Jumat, Desember 16, 2011

Jawaban anggota Tim LBMNU Jember dan sarkub yang salah

 

 Ada artikel di blog sarkub, lalu di jawab oleh komentator

Kesalahan Mahrus Ali Dalam Menilai Hadits Ibnu Umar Tentang Istighatsah dan Tawassul

December 13th, 2011 Luqman Firmansyah

Serial Akidah: Jawaban Terhadap Kebohongan Buku-buku Mahrus Ali 
عن اِبن عمررضي الله عنه انّه خدرت رجله فقيل له: اُذكر احبّ النّاس اِليك، فقال: يا محمّد، فكانّما نشط من عقال
“Diriwayatkan dari Abdullah bin Umar RA bahwa suatu ketika kaki beliau terkena mati rasa, maka salah seorang yang hadir mengatakan kepada beliau: “Sebutkanlah orang yangpaling Anda cintai!”. Lalu Ibnu Umar berkata: “Ya Muhammad”. Maka seketika itu kaki beliau sembuh.”
Hadits ini dengan tegas menyatakan akan kebolehan tawassul  dan istighatsah dengan dzat Nabi Muhammad SAW setelah beliau wafat. Abdullan bin Umar melakukan hal tersebut setelah Rasulullah SAW wafat. Sehingga hadits ini menunjukkan bahwa bertawassul dan ber-istighatsah dengan Rasulullah SAW setelah beliau wafat bukanlah termasuk perbuatan syirik meskipun dengan menggunakan redaksi nida’ (memanggil).

Apa Komentar Mahrus Ali?
Dalam bukunya Sesat Tanpa Sadar, Mahrus Ali melakukan kebohongan ilmiah. Dia berkata dalam bukunya :
“Syaikh Muhammad Nashiruddin Al-Albani menyatakan bahwasanya hadits tersebut lemah, dalam kitabnya Dhaifu al-Adab al-Mufrad 148/964 dari Abdurrahman bin Sa’ad berkata…dst. ini juga lemah.” (al-Kalim al-Thayyib, 173/1).

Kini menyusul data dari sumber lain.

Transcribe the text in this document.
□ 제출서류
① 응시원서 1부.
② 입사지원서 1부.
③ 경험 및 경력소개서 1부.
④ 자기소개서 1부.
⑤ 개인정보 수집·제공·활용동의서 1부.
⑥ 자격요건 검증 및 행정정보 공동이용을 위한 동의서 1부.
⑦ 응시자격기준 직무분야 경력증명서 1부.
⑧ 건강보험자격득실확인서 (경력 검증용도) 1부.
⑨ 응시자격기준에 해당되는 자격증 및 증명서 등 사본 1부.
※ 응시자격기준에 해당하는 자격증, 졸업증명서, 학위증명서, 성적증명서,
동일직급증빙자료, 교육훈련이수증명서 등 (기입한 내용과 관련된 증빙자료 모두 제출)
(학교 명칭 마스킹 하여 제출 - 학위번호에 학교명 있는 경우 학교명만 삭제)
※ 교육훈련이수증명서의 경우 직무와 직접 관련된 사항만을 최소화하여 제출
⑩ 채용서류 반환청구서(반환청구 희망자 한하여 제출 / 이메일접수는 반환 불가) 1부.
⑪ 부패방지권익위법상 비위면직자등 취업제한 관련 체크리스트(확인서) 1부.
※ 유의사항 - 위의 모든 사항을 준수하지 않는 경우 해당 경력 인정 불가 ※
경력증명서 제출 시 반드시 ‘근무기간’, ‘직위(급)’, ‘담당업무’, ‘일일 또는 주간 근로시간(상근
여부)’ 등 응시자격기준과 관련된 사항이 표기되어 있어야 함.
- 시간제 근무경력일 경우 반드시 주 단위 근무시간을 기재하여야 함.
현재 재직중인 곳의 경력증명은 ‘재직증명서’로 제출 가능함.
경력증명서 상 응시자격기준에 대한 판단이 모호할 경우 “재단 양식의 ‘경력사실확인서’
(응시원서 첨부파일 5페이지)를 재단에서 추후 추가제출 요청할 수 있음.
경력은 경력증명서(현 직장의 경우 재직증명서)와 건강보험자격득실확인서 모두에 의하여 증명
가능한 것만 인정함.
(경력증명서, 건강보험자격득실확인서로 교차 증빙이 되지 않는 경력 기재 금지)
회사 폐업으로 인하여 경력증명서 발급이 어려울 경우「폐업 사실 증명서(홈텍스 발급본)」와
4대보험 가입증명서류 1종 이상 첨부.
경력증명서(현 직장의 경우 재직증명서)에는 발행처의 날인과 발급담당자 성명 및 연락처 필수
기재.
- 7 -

Selanjutnya tetap di halaman yang sama Mahrus Ali mengatakan:
“Sanad hadits ini menurut Ibnu Sunni sebagai berikut: “Muhammad bin Ibrahim al-Anmati dan Amr bin al-Junaid bin Isa menceritakan kepadaku, keduanya berkata Muhammad bin Khaddasi bercerita kepada kami, Abu Bakar bin Ayyasy bercerita kepada kami, Abu Ishaq al-Sabi’i bercerita kepada kami dari Abu Syu’bah.” (Lihat buku “Sesat Tanpa Sadar” karangan Mahrus Ali, halaman 191-192).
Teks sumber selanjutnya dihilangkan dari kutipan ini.